U.S. imports fall back to pre-pandemic levels, expected to fall 22% year-on-year in the first half of the year

U.S. imports fall back to pre-pandemic levels, expected to fall 22% year-on-year in the first half of the year

It is learned that according to the latest monthly global port tracking report released by the National Retail Federation (NRF) and Hackett Associates, the import cargo volume at major US container ports in the first half of 2023 will drop 22% compared with the same period last year.

The report comes amid disruptions at major West Coast ports as the Pacific Maritime Association (PMA) and the International Warehouse and Longshore Union (ILWU) have failed to reach a new labor agreement after more than a year of negotiations.

“Retailers are entering their busiest shipping season of the year,” said Jonathan Gold, NRF’s vice president of supply chain and customs policy. “As they work to secure holiday merchandise, the last thing retailers and other shippers want is continued disruptions at ports.”
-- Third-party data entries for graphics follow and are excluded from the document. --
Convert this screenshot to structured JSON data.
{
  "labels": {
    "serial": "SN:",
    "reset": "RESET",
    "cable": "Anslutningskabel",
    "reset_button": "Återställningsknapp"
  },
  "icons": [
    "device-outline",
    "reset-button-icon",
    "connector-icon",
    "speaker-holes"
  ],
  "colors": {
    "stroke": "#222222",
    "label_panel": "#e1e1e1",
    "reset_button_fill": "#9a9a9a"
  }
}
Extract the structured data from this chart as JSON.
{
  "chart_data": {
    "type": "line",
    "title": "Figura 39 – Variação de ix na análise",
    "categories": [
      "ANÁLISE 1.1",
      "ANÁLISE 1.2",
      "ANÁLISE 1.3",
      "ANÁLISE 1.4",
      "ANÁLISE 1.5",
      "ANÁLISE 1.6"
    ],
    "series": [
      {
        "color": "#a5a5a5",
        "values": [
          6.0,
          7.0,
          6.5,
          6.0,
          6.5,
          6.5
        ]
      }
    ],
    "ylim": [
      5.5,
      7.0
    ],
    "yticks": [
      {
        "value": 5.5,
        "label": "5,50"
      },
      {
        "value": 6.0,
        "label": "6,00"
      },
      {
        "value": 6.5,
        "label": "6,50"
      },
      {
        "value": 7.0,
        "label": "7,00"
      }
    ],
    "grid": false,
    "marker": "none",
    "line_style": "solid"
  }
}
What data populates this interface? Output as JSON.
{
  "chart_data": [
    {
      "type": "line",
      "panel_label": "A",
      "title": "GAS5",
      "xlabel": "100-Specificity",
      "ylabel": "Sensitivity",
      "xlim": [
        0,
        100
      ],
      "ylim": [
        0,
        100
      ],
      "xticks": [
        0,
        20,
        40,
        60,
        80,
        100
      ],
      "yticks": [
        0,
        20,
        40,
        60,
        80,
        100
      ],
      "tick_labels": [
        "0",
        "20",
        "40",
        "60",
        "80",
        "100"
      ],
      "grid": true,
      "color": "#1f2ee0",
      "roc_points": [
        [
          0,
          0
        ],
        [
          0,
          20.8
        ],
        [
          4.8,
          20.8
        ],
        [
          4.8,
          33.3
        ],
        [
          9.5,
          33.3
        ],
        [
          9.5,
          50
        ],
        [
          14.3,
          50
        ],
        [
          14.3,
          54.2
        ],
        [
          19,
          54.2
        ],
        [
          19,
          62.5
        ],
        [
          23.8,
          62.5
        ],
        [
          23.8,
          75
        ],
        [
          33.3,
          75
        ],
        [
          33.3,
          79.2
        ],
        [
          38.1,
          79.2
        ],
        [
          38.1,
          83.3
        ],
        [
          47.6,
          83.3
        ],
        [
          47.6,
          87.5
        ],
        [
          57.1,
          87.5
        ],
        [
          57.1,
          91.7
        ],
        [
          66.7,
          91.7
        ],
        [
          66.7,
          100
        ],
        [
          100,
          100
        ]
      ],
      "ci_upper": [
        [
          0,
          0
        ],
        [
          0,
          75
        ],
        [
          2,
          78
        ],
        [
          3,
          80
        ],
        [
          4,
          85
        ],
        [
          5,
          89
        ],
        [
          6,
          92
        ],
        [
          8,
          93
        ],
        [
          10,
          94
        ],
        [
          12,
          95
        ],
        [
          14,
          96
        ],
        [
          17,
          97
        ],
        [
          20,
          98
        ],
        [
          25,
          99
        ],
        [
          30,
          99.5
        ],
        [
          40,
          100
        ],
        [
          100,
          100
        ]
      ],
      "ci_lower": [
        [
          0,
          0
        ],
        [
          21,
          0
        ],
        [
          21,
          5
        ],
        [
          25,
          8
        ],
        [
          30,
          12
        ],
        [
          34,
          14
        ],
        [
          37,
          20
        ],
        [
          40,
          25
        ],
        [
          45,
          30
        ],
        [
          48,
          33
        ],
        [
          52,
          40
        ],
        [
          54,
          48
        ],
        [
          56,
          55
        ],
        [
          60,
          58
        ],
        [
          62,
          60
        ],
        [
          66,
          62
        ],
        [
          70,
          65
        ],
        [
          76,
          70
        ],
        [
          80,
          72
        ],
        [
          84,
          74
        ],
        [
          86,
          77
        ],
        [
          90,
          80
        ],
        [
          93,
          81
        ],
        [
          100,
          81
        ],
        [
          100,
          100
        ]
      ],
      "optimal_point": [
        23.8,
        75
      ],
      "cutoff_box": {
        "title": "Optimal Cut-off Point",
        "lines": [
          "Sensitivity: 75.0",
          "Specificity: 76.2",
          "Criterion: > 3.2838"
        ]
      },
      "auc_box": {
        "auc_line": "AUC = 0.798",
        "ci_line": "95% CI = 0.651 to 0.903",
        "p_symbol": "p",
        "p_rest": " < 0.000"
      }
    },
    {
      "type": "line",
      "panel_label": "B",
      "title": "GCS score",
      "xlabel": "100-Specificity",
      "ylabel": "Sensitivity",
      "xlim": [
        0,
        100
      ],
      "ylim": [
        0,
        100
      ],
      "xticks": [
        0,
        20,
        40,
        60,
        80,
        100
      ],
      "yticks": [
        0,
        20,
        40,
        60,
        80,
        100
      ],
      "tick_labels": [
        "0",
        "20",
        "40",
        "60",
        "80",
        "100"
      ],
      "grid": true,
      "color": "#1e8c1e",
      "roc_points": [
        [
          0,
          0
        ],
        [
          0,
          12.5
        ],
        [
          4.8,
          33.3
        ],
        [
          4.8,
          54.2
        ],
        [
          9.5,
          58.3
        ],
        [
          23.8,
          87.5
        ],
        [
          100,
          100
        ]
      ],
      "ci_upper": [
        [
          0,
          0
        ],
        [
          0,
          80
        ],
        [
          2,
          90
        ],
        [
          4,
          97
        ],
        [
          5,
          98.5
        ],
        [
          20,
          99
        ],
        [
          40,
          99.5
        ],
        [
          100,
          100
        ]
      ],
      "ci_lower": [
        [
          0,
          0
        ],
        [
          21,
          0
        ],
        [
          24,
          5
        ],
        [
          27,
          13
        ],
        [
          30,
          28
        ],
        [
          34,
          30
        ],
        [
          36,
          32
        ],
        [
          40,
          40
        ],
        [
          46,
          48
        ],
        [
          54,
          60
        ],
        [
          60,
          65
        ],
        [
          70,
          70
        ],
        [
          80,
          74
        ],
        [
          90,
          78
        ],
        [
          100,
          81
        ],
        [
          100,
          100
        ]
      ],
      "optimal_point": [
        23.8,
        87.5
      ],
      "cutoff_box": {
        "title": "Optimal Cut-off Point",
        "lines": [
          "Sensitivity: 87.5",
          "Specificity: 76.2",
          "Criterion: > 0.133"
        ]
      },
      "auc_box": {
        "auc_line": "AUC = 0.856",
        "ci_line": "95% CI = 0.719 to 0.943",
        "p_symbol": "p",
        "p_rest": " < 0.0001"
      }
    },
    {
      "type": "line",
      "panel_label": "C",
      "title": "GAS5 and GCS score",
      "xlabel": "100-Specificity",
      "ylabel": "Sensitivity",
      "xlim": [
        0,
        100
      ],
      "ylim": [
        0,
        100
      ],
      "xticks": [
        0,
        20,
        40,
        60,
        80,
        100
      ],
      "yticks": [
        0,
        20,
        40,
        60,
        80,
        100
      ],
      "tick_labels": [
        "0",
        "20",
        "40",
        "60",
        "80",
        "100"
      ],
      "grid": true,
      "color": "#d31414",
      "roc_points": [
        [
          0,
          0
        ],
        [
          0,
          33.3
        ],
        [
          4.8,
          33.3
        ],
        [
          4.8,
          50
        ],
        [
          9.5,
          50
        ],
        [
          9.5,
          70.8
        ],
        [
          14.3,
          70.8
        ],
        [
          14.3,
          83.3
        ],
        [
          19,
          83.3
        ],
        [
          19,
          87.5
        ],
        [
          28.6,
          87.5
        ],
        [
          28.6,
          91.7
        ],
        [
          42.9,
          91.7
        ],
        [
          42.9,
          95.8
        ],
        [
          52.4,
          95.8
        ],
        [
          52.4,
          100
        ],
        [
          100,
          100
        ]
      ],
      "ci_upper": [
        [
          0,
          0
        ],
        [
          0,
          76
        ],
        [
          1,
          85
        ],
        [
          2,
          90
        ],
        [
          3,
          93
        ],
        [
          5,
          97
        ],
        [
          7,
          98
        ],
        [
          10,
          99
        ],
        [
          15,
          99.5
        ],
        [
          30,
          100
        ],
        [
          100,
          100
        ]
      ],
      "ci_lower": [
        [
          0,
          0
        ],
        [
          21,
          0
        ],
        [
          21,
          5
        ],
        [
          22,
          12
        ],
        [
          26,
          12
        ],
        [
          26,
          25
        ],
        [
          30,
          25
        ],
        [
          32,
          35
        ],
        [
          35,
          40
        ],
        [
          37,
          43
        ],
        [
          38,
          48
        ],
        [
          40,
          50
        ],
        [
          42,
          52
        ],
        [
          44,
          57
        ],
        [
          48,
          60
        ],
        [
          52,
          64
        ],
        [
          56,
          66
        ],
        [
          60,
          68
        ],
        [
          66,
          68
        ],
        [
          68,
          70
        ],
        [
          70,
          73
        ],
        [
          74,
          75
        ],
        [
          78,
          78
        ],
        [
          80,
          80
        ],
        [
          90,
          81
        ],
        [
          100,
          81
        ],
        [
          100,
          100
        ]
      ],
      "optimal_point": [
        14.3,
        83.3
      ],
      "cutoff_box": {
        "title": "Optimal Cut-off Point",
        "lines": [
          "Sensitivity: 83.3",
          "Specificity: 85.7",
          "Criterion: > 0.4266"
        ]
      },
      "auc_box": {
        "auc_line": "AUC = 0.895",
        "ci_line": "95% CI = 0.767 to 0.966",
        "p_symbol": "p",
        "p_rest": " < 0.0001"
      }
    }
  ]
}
If the PMA and ILWU cannot reach an agreement and operate smoothly and efficiently, retailers will have no choice but to continue shipping goods to ports on the East Coast and Gulf Coast. Jonathan Gold further stated.

On Monday (June 5), NRF urged the White House to intervene in labor negotiations at West Coast ports after terminals at the Port of Oakland and the Port of Long Beach stopped operating. Jonathan Gold emphasized: "We will continue to urge the government to intervene to help the two sides reach an agreement to end the terminal disruptions and enable the ports to resume normal operations. In the past two years, we have encountered inevitable supply chain problems. Now, we still can't avoid it."

“The decline in container import demand now runs counter to continued growth in consumer demand,” said Ben Hackett, founder of Hackett Associates. “While strong employment and personal income growth have boosted consumer spending, import container freight volumes have returned to 2019 levels and are not expected to increase in the short term.”

The report showed that U.S. ports handled a total of 1.78 million TEUs (a 20-foot container or its equivalent) in April, up 9.6% from March but down 21.3% from the same period last year.

Ports have not yet reported data for May, but Global Port Tracker forecasts 1.84 million TEU for the month, down 23% year-over-year. June is forecast to be 1.91 million TEU, down 15.3% from the same month last year. Overall, major U.S. container ports will handle 10.5 million TEU in the first half of 2023, down 22.3% from the first half of 2022.